You can already see those changes taking place. Palm, now that it’s owned by HP, is clearing out its inventory of smartphones by simply giving them away for the price of a two-year contract. Apple has reduced the price of the iPhone 3GS to $99. You can get a Droid on a two-for-one deal from Verizon Wireless. Again, no surprises here. All of these devices have had their time in the sun, and that time is past.
But the risk to an enterprise comes when this constant churn doesn’t enter into your planning. If you base your enterprise smartphone use around a specific platform, for example by developing applications for a specific version of a device or even a specific level of operating system, your mobile application strategy will go down in flames in months, if not weeks. Even deciding on a single class of smartphone, such as the iPhone or an Android device, is fraught with danger. It only takes some mandatory upgrade to break your application and put you out of business.
This means that while it might be tempting to take advantage of the iPhone 4’s new multitasking operating environment and create a custom application for your company, you should think twice. The same is true before you build something for Android 2.2 or Palm’s WebOS. The future of devices running all these operating systems is unclear and, one way or the other, these platforms will certainly change. You need to be ready to deal with that change.
Of course, this doesn’t mean that you have to steer clear of applications that work for your business and also run on smartphones. What you need to do is avoid depending on any one single platform.
Build Web Apps, Not Smartphone Apps
If you built an application for the iPhone 4, for example, and you needed constant access to a data source, how would you handle the iPhone’s reception problems? Or how would you handle the demise of the many Android platforms that will take place in the next few months as new versions are launched?
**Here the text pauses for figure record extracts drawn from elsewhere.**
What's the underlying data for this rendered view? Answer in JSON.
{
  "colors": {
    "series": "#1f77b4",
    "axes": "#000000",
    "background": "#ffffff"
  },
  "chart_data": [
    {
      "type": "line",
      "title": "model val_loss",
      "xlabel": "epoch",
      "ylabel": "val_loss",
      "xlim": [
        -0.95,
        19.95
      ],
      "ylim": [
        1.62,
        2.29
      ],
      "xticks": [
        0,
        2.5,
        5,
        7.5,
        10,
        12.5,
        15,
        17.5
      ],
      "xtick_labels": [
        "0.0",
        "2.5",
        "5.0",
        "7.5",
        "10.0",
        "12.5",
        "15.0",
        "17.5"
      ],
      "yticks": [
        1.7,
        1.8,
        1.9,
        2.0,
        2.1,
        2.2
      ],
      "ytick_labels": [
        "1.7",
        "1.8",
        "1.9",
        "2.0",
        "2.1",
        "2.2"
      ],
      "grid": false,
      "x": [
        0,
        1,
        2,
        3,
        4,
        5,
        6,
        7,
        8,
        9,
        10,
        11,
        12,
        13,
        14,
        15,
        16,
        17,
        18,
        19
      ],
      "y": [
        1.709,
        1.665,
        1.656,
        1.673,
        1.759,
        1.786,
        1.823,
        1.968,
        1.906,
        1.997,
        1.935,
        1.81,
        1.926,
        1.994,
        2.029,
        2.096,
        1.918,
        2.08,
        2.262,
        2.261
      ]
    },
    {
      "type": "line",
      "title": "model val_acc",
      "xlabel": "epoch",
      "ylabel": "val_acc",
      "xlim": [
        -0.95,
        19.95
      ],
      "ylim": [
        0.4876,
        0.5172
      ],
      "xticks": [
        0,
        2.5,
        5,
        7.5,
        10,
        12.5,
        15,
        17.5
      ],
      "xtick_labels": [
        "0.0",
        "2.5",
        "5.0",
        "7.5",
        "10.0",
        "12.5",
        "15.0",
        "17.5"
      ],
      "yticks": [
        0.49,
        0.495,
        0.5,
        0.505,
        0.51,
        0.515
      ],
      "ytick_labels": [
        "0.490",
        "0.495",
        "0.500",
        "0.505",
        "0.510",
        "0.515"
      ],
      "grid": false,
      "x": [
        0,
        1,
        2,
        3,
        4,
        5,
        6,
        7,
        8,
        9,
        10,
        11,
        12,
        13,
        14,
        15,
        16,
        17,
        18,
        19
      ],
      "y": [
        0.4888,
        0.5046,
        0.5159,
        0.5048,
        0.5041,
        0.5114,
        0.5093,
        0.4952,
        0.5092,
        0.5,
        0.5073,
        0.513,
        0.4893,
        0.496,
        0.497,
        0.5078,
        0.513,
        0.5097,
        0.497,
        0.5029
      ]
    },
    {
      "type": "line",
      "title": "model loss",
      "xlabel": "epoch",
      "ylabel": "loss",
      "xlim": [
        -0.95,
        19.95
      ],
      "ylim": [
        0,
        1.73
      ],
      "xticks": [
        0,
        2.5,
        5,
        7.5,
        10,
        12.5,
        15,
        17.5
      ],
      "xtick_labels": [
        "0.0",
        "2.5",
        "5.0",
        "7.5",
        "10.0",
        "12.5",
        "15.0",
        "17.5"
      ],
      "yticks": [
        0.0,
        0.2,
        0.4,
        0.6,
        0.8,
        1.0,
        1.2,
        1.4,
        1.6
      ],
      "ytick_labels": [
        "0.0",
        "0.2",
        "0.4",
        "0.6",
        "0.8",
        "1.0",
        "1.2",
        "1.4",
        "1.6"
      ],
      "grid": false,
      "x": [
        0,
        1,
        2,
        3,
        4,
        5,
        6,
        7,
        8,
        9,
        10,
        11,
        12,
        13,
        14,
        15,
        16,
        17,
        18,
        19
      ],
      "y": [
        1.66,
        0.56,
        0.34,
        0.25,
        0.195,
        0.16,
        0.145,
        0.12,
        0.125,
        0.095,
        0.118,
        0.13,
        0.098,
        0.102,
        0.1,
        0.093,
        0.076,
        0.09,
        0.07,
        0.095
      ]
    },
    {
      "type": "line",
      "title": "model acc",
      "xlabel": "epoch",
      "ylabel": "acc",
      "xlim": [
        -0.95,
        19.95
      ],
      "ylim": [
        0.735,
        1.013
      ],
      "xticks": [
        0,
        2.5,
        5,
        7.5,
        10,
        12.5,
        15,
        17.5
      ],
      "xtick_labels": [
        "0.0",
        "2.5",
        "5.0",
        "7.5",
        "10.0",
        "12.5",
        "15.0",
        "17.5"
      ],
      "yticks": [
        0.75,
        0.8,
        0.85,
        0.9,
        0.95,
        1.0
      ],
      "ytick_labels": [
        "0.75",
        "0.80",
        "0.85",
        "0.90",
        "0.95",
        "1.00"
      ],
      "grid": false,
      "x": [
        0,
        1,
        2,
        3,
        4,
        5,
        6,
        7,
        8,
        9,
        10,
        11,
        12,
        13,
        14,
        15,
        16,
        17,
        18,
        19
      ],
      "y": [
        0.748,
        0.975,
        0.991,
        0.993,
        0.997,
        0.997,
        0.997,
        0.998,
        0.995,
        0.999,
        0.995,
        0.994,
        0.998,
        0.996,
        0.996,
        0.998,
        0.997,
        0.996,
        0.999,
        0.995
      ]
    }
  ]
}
In reality, there are two approaches you can take to stay out of trouble. The first is to support more than one smartphone environment. Sure, it’s kind of a pain to develop for both the iPhone and for Android devices, and it’s more of a pain if you also have to develop for WebOS and for BlackBerry devices. But the goal is to make sure that you can use your smartphone for the benefit of your enterprise. That means making sure that your important mobile business applications will always run, even if it requires supporting multiple models.
Perhaps a better approach, however, is to support your enterprise’s needs with Web-based applications. You’ll still have to deal with issues such as reliable reception, but at least you won’t have to write a new application every time a hardware platform gets upgraded.
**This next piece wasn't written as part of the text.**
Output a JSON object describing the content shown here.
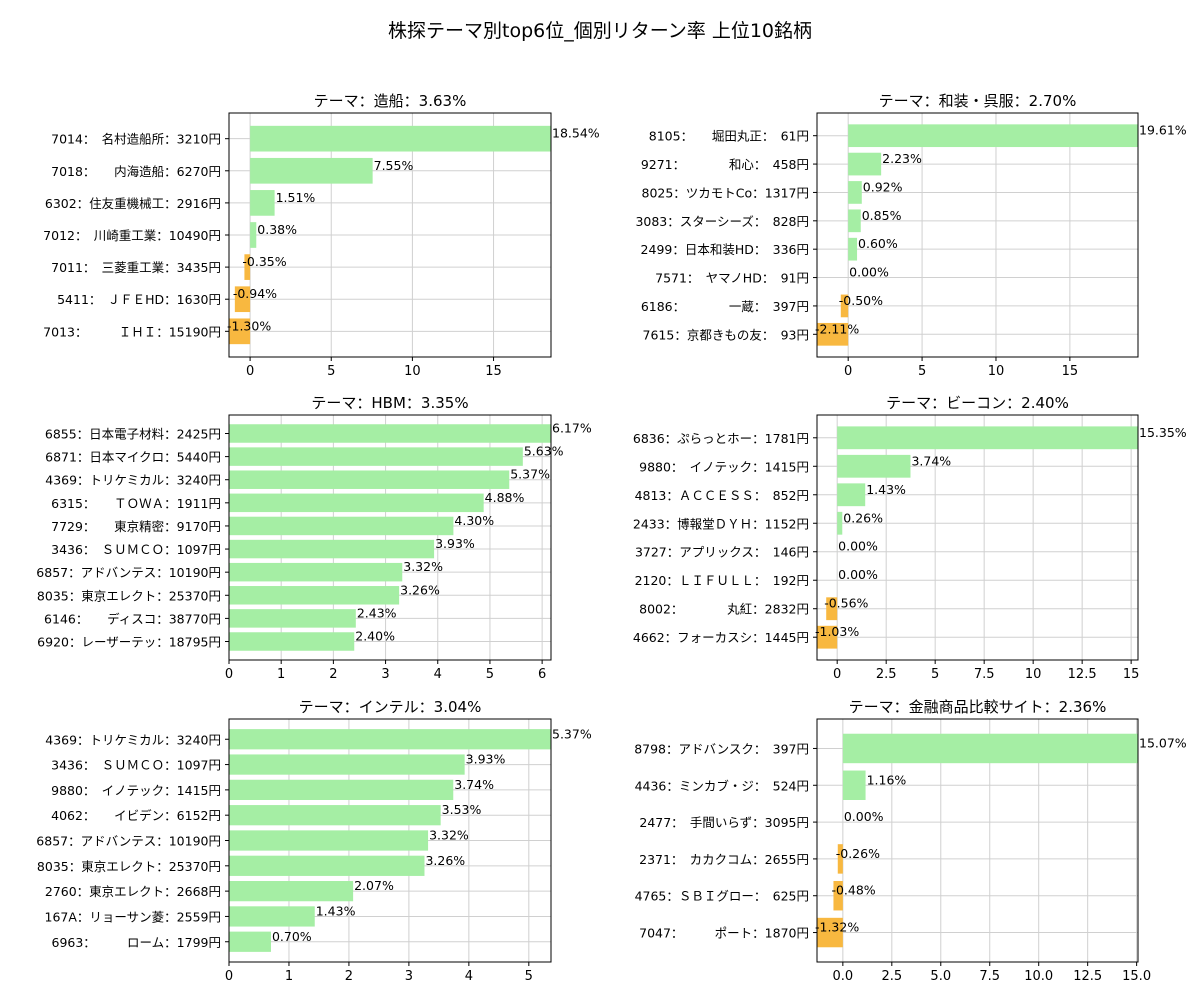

Most smartphones support fairly decent Web browsers these days, and as long as you can detect what browser you’re serving, you can make a point of avoiding things that don’t work, such as Flash for users with iPhones. The only real limitations then are the small screen size of some devices and delays in delivering multimedia information in areas with poor reception, and those issues can be handled with proper design.
But it’s important to note that the best plan is not to decide that you’re going to support a single platform, and work from there. Single platforms have a way of going away with little warning. While some smartphone companies are better than others when it comes to helping you with a transition, your real goal is to make application transitions on your own schedule, not on Apple’s, Motorola’s or Palm’s.
To ensure application stability and continuity, you have to start with the assumption that the smartphone you’re currently designing your applications for will probably not exist by the time you’ve finished. So instead of locking yourself into a single set of features, plan for a steady and rapid pace of change so you can be ready when it happens.